31 Grand
143 Ludlow Street, between Rivington and Stanton, 212-228-0901
East Village / Lower East Side
May 29 - June 29, 2008
Reception: Thursday, May 29, 7 - 9 PM
Web Site
For her first solo exhibition with 31GRAND, Swedish-born Artist Fanny Bostrom has selected the succinct, if not facile, title – Picnic. Upon entering the transformed gallery space one cannot help but feel as though they’ve crossed a threshold into Ms. Bostrom’s cosmology that is comprised of paintings, drawings, cut-paper silhouettes, sculptures and a mixed media installation. Instead of recreation, respite and rural pace, we’re surrounded by a frenzy of activity – both in terms of the multiple art forms she has employed as well as the multiple renderings of mad productivity that figure heavily in her work.
It would seem that Ms. Bostrom is playing the term ‘picnic’ in two directions. At first glance, her own prolific preparations seems to invoke the old adage – life’s no picnic – and implies that leisure is a luxury; yet her images simultaneously foreground bustling scenes within naturalized landscapes that are made inhabitable, even cozy, through the activities that take place therein.

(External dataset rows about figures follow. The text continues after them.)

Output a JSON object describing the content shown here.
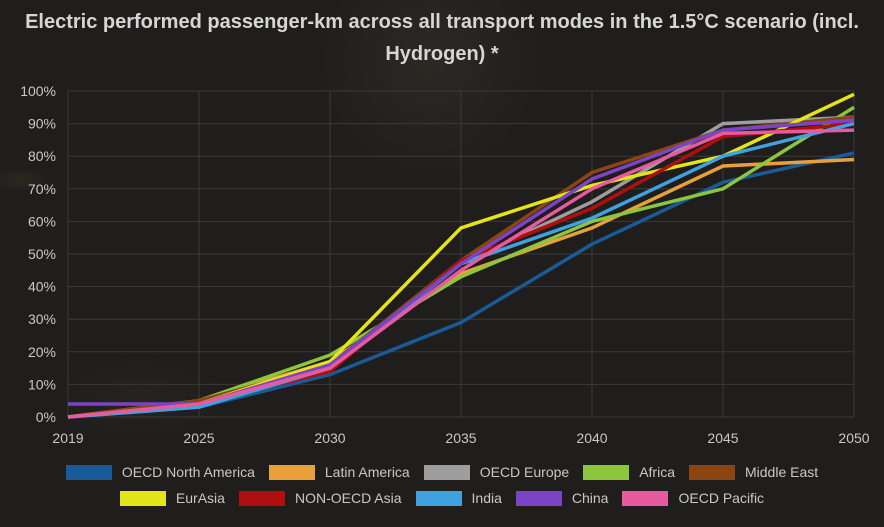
{
  "chart_data": {
    "type": "line",
    "title": "Electric performed passenger-km across all transport modes in the 1.5°C scenario (incl. Hydrogen) *",
    "title_lines": [
      "Electric performed passenger-km across all transport modes in the 1.5°C scenario (incl.",
      "Hydrogen) *"
    ],
    "xlabel": "",
    "ylabel": "",
    "x": [
      "2019",
      "2025",
      "2030",
      "2035",
      "2040",
      "2045",
      "2050"
    ],
    "ylim": [
      0,
      100
    ],
    "yticks": [
      "0%",
      "10%",
      "20%",
      "30%",
      "40%",
      "50%",
      "60%",
      "70%",
      "80%",
      "90%",
      "100%"
    ],
    "grid": true,
    "legend_position": "bottom",
    "series": [
      {
        "name": "OECD North America",
        "color": "#1a5a96",
        "values": [
          0,
          3,
          13,
          29,
          53,
          72,
          81
        ]
      },
      {
        "name": "Latin America",
        "color": "#e8a03c",
        "values": [
          0,
          5,
          17,
          44,
          58,
          77,
          79
        ]
      },
      {
        "name": "OECD Europe",
        "color": "#9e9e9e",
        "values": [
          0,
          4,
          15,
          47,
          66,
          90,
          92
        ]
      },
      {
        "name": "Africa",
        "color": "#8cc63e",
        "values": [
          0,
          5,
          19,
          43,
          60,
          70,
          95
        ]
      },
      {
        "name": "Middle East",
        "color": "#8b4513",
        "values": [
          0,
          5,
          16,
          48,
          75,
          88,
          92
        ]
      },
      {
        "name": "EurAsia",
        "color": "#e4e41a",
        "values": [
          0,
          4,
          17,
          58,
          71,
          80,
          99
        ]
      },
      {
        "name": "NON-OECD Asia",
        "color": "#b00f0f",
        "values": [
          0,
          4,
          14,
          48,
          64,
          86,
          90
        ]
      },
      {
        "name": "India",
        "color": "#3fa1e0",
        "values": [
          0,
          3,
          15,
          47,
          61,
          80,
          90
        ]
      },
      {
        "name": "China",
        "color": "#7a44c4",
        "values": [
          4,
          4,
          16,
          47,
          73,
          88,
          91
        ]
      },
      {
        "name": "OECD Pacific",
        "color": "#e85a9e",
        "values": [
          0,
          4,
          15,
          45,
          70,
          87,
          88
        ]
      }
    ]
  }
}
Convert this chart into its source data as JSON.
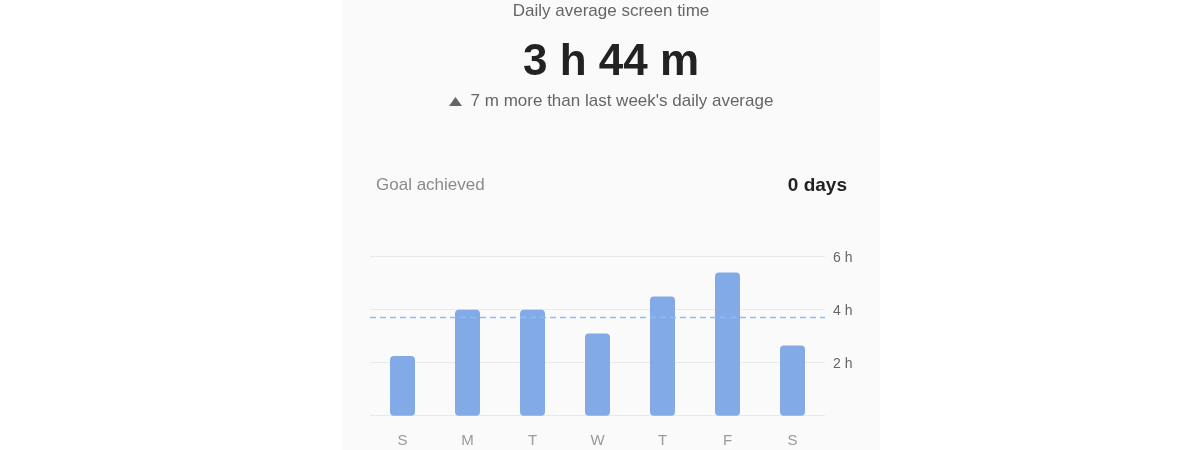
{
  "chart_data": {
    "type": "bar",
    "title": "Daily average screen time",
    "subtitle": "3 h 44 m",
    "annotations": [
      "7 m more than last week's daily average",
      "Goal achieved",
      "0 days"
    ],
    "categories": [
      "S",
      "M",
      "T",
      "W",
      "T",
      "F",
      "S"
    ],
    "values": [
      2.25,
      4.0,
      4.0,
      3.1,
      4.5,
      5.4,
      2.65
    ],
    "color": "#81aae6",
    "ylim": [
      0,
      6
    ],
    "yticks": [
      {
        "value": 0,
        "label": null
      },
      {
        "value": 2,
        "label": "2 h"
      },
      {
        "value": 4,
        "label": "4 h"
      },
      {
        "value": 6,
        "label": "6 h"
      }
    ],
    "grid": "y",
    "ref_lines": [
      {
        "axis": "y",
        "value": 3.73,
        "color": "#8fbcf3",
        "line_style": "dashed"
      }
    ]
  }
}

In her paintings of multi-level landscapes we find, what appear to handmade homes, forts and cabins replete with oddly shaped windows and porches. Lilliputian figures, each preoccupied with their own mission, are scattered across these structures that are set upon cleaved hills and divided by deep ravines. These nascent figures seem to possess neither the time nor interest in facing one another, their only concern is the task at hand, which may include: smoking a pipe, climbing a ladder, burrowing into a hill, climbing a tree. They ceaselessly fish and forage – in search of what exactly, we cannot easily deduce.

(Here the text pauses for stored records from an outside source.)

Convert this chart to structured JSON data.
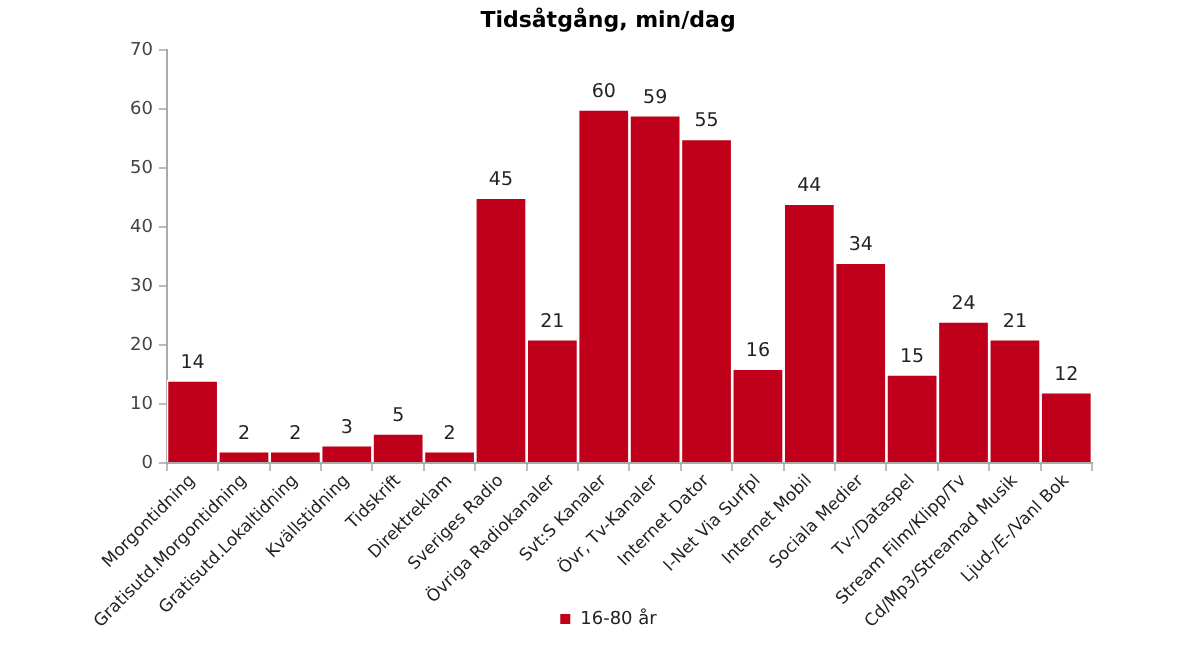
{
  "chart_data": {
    "type": "bar",
    "title": "Tidsåtgång, min/dag",
    "categories": [
      "Morgontidning",
      "Gratisutd.Morgontidning",
      "Gratisutd.Lokaltidning",
      "Kvällstidning",
      "Tidskrift",
      "Direktreklam",
      "Sveriges Radio",
      "Övriga Radiokanaler",
      "Svt:S Kanaler",
      "Övr, Tv-Kanaler",
      "Internet Dator",
      "I-Net Via Surfpl",
      "Internet Mobil",
      "Sociala Medier",
      "Tv-/Dataspel",
      "Stream Film/Klipp/Tv",
      "Cd/Mp3/Streamad Musik",
      "Ljud-/E-/Vanl Bok"
    ],
    "series": [
      {
        "name": "16-80 år",
        "color": "#c0001a",
        "values": [
          14,
          2,
          2,
          3,
          5,
          2,
          45,
          21,
          60,
          59,
          55,
          16,
          44,
          34,
          15,
          24,
          21,
          12
        ]
      }
    ],
    "ylim": [
      0,
      70
    ],
    "yticks": [
      0,
      10,
      20,
      30,
      40,
      50,
      60,
      70
    ],
    "grid": false,
    "legend": "bottom",
    "data_labels": true
  }
}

The few figures that are strung together by telephone yarn appear more distanced than connected and like worker ants, they belong more to a colony than a community. If there is a queen, it is not one single being, but perhaps the supernatural cross-eyed owl, a symbol of nature and wisdom, which hovers above.

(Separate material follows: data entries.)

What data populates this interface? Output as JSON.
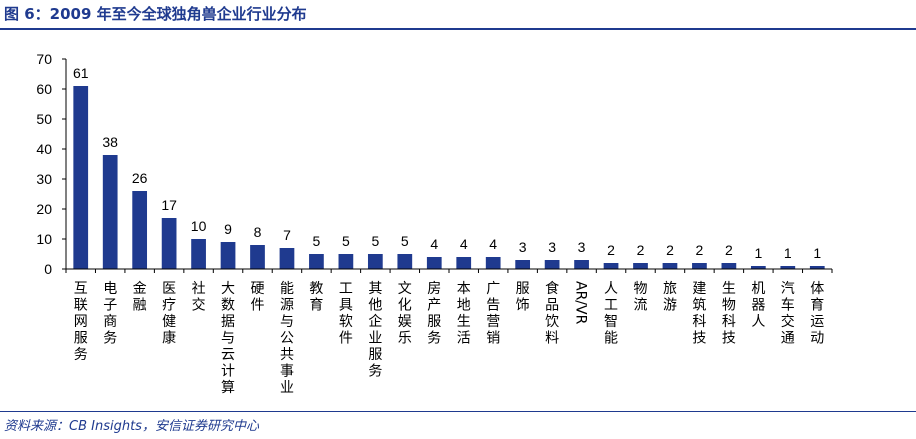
{
  "header": {
    "title": "图 6：2009 年至今全球独角兽企业行业分布"
  },
  "footer": {
    "source": "资料来源：CB Insights，安信证券研究中心"
  },
  "colors": {
    "bar": "#1f3a8f",
    "title": "#1f3a8f",
    "axis": "#000000"
  },
  "chart_data": {
    "type": "bar",
    "title": "",
    "xlabel": "",
    "ylabel": "",
    "ylim": [
      0,
      70
    ],
    "yticks": [
      0,
      10,
      20,
      30,
      40,
      50,
      60,
      70
    ],
    "grid": false,
    "legend": "none",
    "categories": [
      "互联网服务",
      "电子商务",
      "金融",
      "医疗健康",
      "社交",
      "大数据与云计算",
      "硬件",
      "能源与公共事业",
      "教育",
      "工具软件",
      "其他企业服务",
      "文化娱乐",
      "房产服务",
      "本地生活",
      "广告营销",
      "服饰",
      "食品饮料",
      "AR/VR",
      "人工智能",
      "物流",
      "旅游",
      "建筑科技",
      "生物科技",
      "机器人",
      "汽车交通",
      "体育运动"
    ],
    "values": [
      61,
      38,
      26,
      17,
      10,
      9,
      8,
      7,
      5,
      5,
      5,
      5,
      4,
      4,
      4,
      3,
      3,
      3,
      2,
      2,
      2,
      2,
      2,
      1,
      1,
      1
    ]
  }
}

While her paintings and silhouettes are colorful, there is a flatness that pervades Fanny Bostrom’s work. Despite the painstaking detail of texture provided in her drawings, each scene is drained of color and contorted in scale. Mythical pathologies shift as the frantic do-it-yourself Lilliputians turn into cannibalistic Amazonians roasting sausages on open fires. Amidst the kitschy domesticity of cabin life and the wide-eyed cartoon animals lurks a sinister undertone that we more commonly associate with outsider art. Like many outsider artists, Bostrom is self-taught and her own urgent faith in activity is made manifest by her ambition to set herself to task. Like the people that populate her images Ms. Bostrom is working in every direction possible with extreme focus. Again, in search of exactly what, we cannot easily deduce, but it will be interesting to see what she does next.